Axonal growth of cortical neurons does not require paxillin

Axon growth is an essential cellular process during neural development, and its dysregulation contributes to numerous neurodevelopmental disorders. During axon growth, extracellular signals direct neurons to extend projections that connect with their synaptic targets. Paxillin is a key member of adhesion sites that control motility by linking the intracellular actin cytoskeleton to the extracellular matrix. Paxillin also binds to the cytoskeletal protein, tubulin. However, little is known about the role of adhesion proteins in neurons. Here, we use conditional paxillin knockout mice to investigate how loss of paxillin in pyramidal cortical neurons affects developing neuron morphology. Surprisingly, loss of paxillin in pyramidal cortical neurons caused no change in axon length or soma area between control (PxnF/F) and conditional paxillin knockout (PxnF/F; Emx1-Cre) mice at basal conditions.
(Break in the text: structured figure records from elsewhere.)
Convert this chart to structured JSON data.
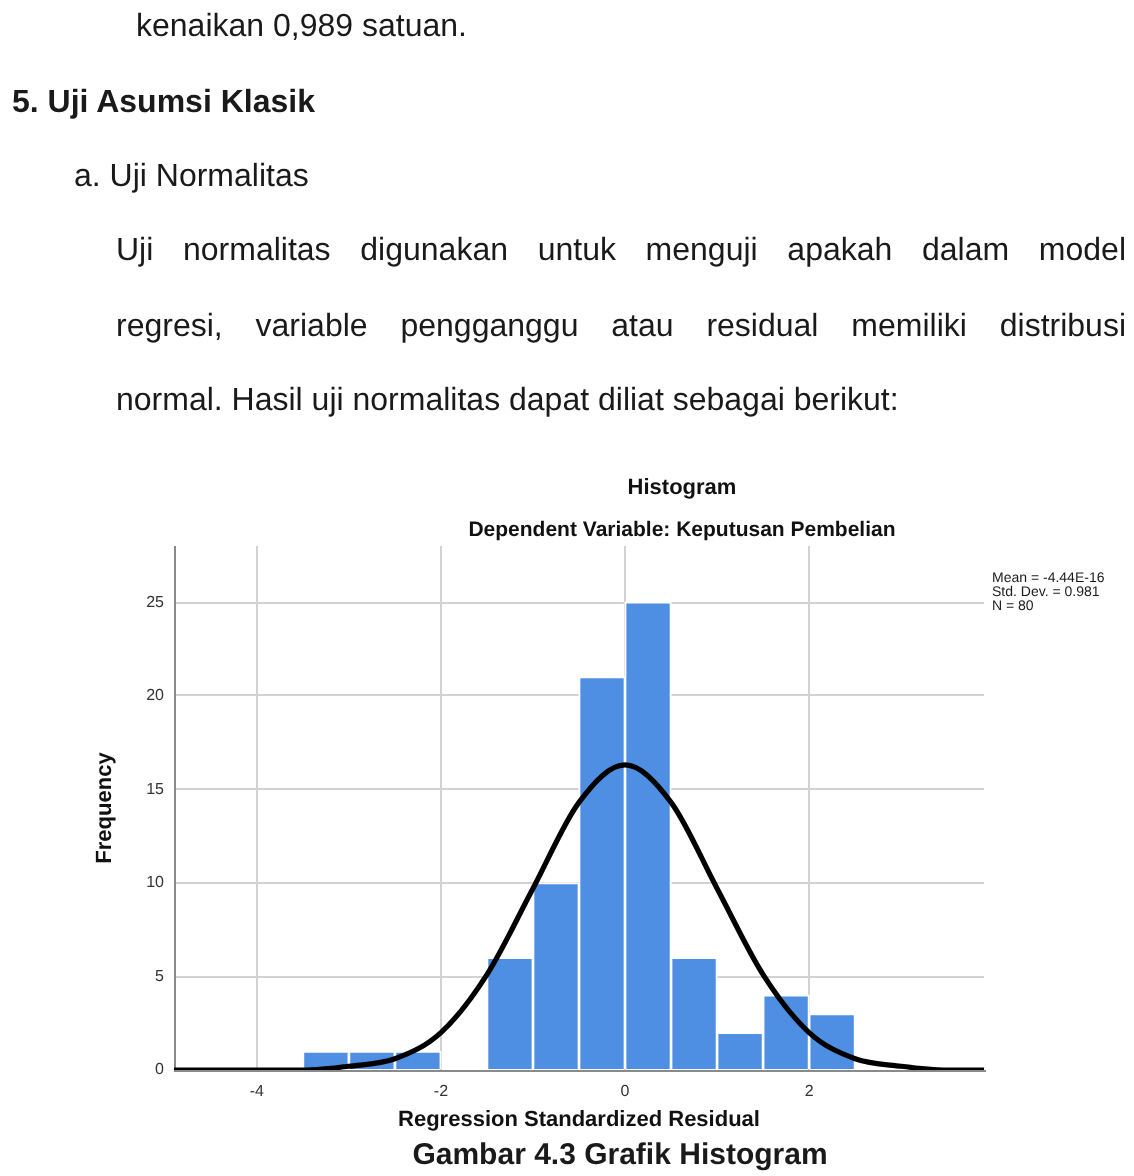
{
  "chart_data": {
    "type": "histogram",
    "title": "Histogram",
    "subtitle": "Dependent Variable: Keputusan Pembelian",
    "xlabel": "Regression Standardized Residual",
    "ylabel": "Frequency",
    "bins": [
      -3.5,
      -3,
      -2.5,
      -2,
      -1.5,
      -1,
      -0.5,
      0,
      0.5,
      1,
      1.5,
      2,
      2.5
    ],
    "values": [
      1,
      1,
      1,
      0,
      6,
      10,
      21,
      25,
      6,
      2,
      4,
      3
    ],
    "color": "#4f8fe3",
    "series": [
      {
        "type": "line",
        "color": "#000000",
        "x": [
          -4.9,
          -4,
          -3.5,
          -3,
          -2.5,
          -2,
          -1.5,
          -1,
          -0.5,
          0,
          0.5,
          1,
          1.5,
          2,
          2.5,
          3,
          3.5,
          3.9
        ],
        "values": [
          0,
          0,
          0,
          0.2,
          0.6,
          2.0,
          5.1,
          9.7,
          14.3,
          16.3,
          14.3,
          9.7,
          5.1,
          2.0,
          0.6,
          0.2,
          0,
          0
        ]
      }
    ],
    "xlim": [
      -4.9,
      3.9
    ],
    "xticks": [
      -4,
      -2,
      0,
      2
    ],
    "ylim": [
      0,
      28
    ],
    "yticks": [
      0,
      5,
      10,
      15,
      20,
      25
    ],
    "grid": true,
    "marker": "none",
    "annotations": [
      "kenaikan 0,989 satuan.",
      "5. Uji Asumsi Klasik",
      "a. Uji Normalitas",
      "Uji normalitas digunakan untuk menguji apakah dalam model",
      "regresi, variable pengganggu atau residual memiliki distribusi",
      "normal. Hasil uji normalitas dapat diliat sebagai berikut:",
      "Mean = -4.44E-16",
      "Std. Dev. = 0.981",
      "N = 80",
      "Gambar 4.3 Grafik Histogram"
    ]
  }
}
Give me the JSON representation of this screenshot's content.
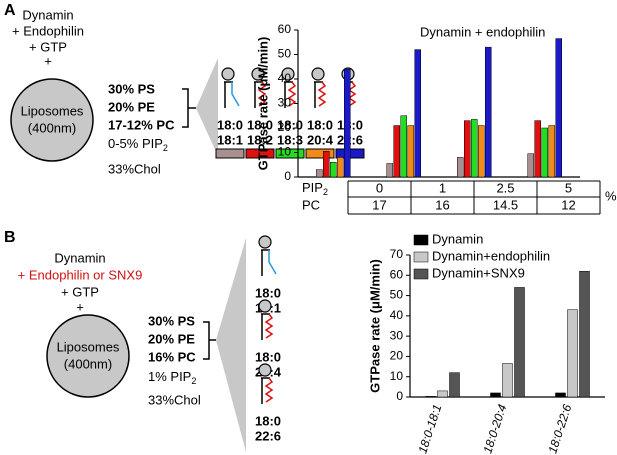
{
  "panel_a": {
    "label": "A",
    "conditions": [
      "Dynamin",
      "+ Endophilin",
      "+ GTP",
      "+"
    ],
    "liposome": [
      "Liposomes",
      "(400nm)"
    ],
    "lipids": [
      "30% PS",
      "20% PE",
      "17-12% PC"
    ],
    "pip2": {
      "text": "0-5% PIP",
      "sub": "2"
    },
    "chol": "33%Chol",
    "species": [
      [
        "18:0",
        "18:1"
      ],
      [
        "18:0",
        "18:2"
      ],
      [
        "18:0",
        "18:3"
      ],
      [
        "18:0",
        "20:4"
      ],
      [
        "18:0",
        "22:6"
      ]
    ]
  },
  "panel_b": {
    "label": "B",
    "conditions": [
      "Dynamin",
      "+ Endophilin or SNX9",
      "+ GTP",
      "+"
    ],
    "liposome": [
      "Liposomes",
      "(400nm)"
    ],
    "lipids": [
      "30% PS",
      "20% PE",
      "16% PC"
    ],
    "pip2": {
      "text": "1% PIP",
      "sub": "2"
    },
    "chol": "33%Chol",
    "species": [
      [
        "18:0",
        "18:1"
      ],
      [
        "18:0",
        "20:4"
      ],
      [
        "18:0",
        "22:6"
      ]
    ]
  },
  "chart_data": [
    {
      "type": "bar",
      "title": "Dynamin + endophilin",
      "y_label": "GTPase rate (μM/min)",
      "categories": [
        "0",
        "1",
        "2.5",
        "5"
      ],
      "x_label": {
        "text": "PIP",
        "sub": "2"
      },
      "x_unit": "%",
      "pc_label": "PC",
      "pc_values": [
        "17",
        "16",
        "14.5",
        "12"
      ],
      "series": [
        {
          "color": "#a89090",
          "values": [
            3,
            5.5,
            8,
            9.5
          ]
        },
        {
          "color": "#e01010",
          "values": [
            10.5,
            21,
            23,
            23
          ]
        },
        {
          "color": "#22dd22",
          "values": [
            6,
            25,
            23.5,
            20
          ]
        },
        {
          "color": "#f08a1a",
          "values": [
            8,
            21,
            21,
            21
          ]
        },
        {
          "color": "#1a1ac8",
          "values": [
            44,
            52,
            53,
            56.5
          ]
        }
      ],
      "ylim": [
        0,
        60
      ],
      "yticks": [
        0,
        10,
        20,
        30,
        40,
        50,
        60
      ]
    },
    {
      "type": "bar",
      "y_label": "GTPase rate (μM/min)",
      "categories": [
        "18:0-18:1",
        "18:0-20:4",
        "18:0-22:6"
      ],
      "series": [
        {
          "name": "Dynamin",
          "color": "#000000",
          "values": [
            0.3,
            2,
            2
          ]
        },
        {
          "name": "Dynamin+endophilin",
          "color": "#c8c8c8",
          "values": [
            3,
            16.5,
            43
          ]
        },
        {
          "name": "Dynamin+SNX9",
          "color": "#555555",
          "values": [
            12,
            54,
            62
          ]
        }
      ],
      "ylim": [
        0,
        70
      ],
      "yticks": [
        0,
        10,
        20,
        30,
        40,
        50,
        60,
        70
      ]
    }
  ]
}
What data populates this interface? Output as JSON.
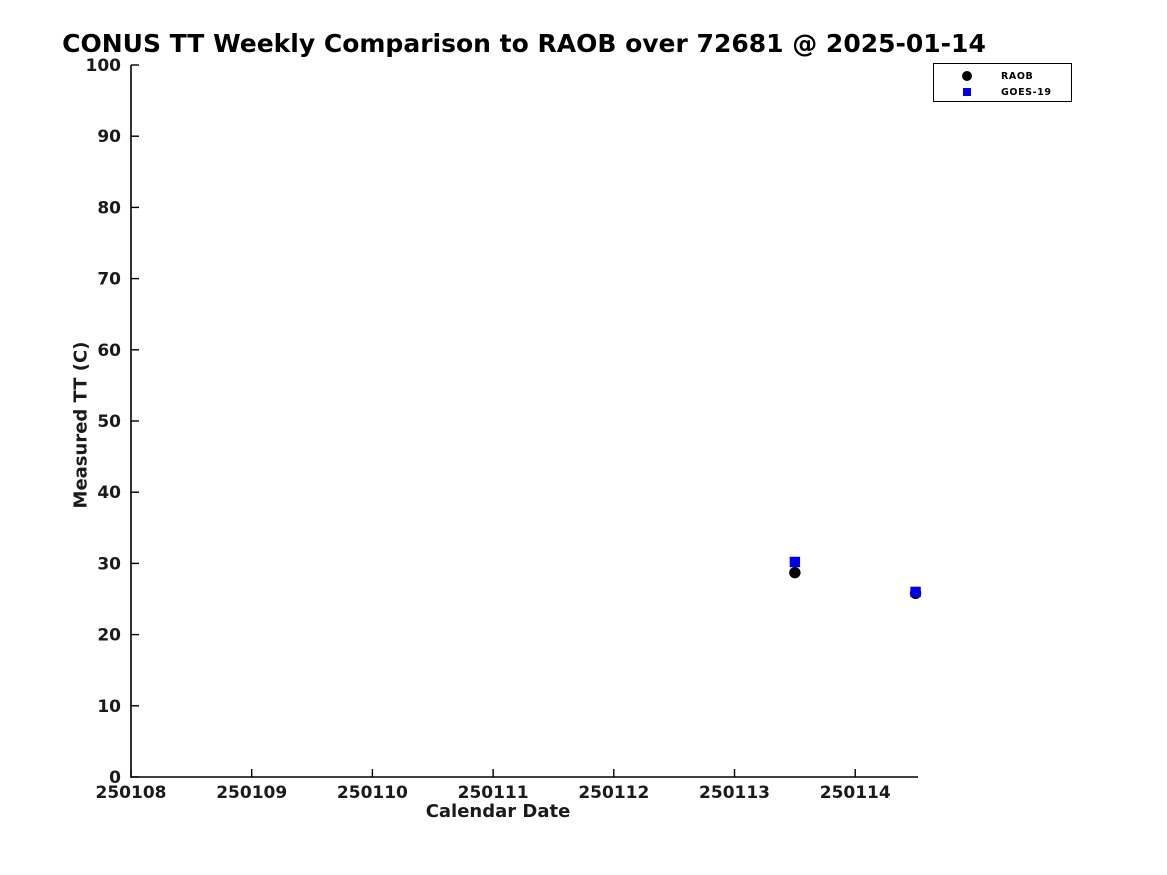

Following brain-derived neurotrophic factor stimulation, the loss of paxillin resulted in no change in soma area or axonal {beta}-tubulin levels, but did result in a significant increase in axon length, as compared to control. Finally, the corpus callosum size was not significantly different between PxnF/F and PxnF/F; Emx1-Cre animals. In summary, these data suggest that paxillin is not required for axonal growth during neural development.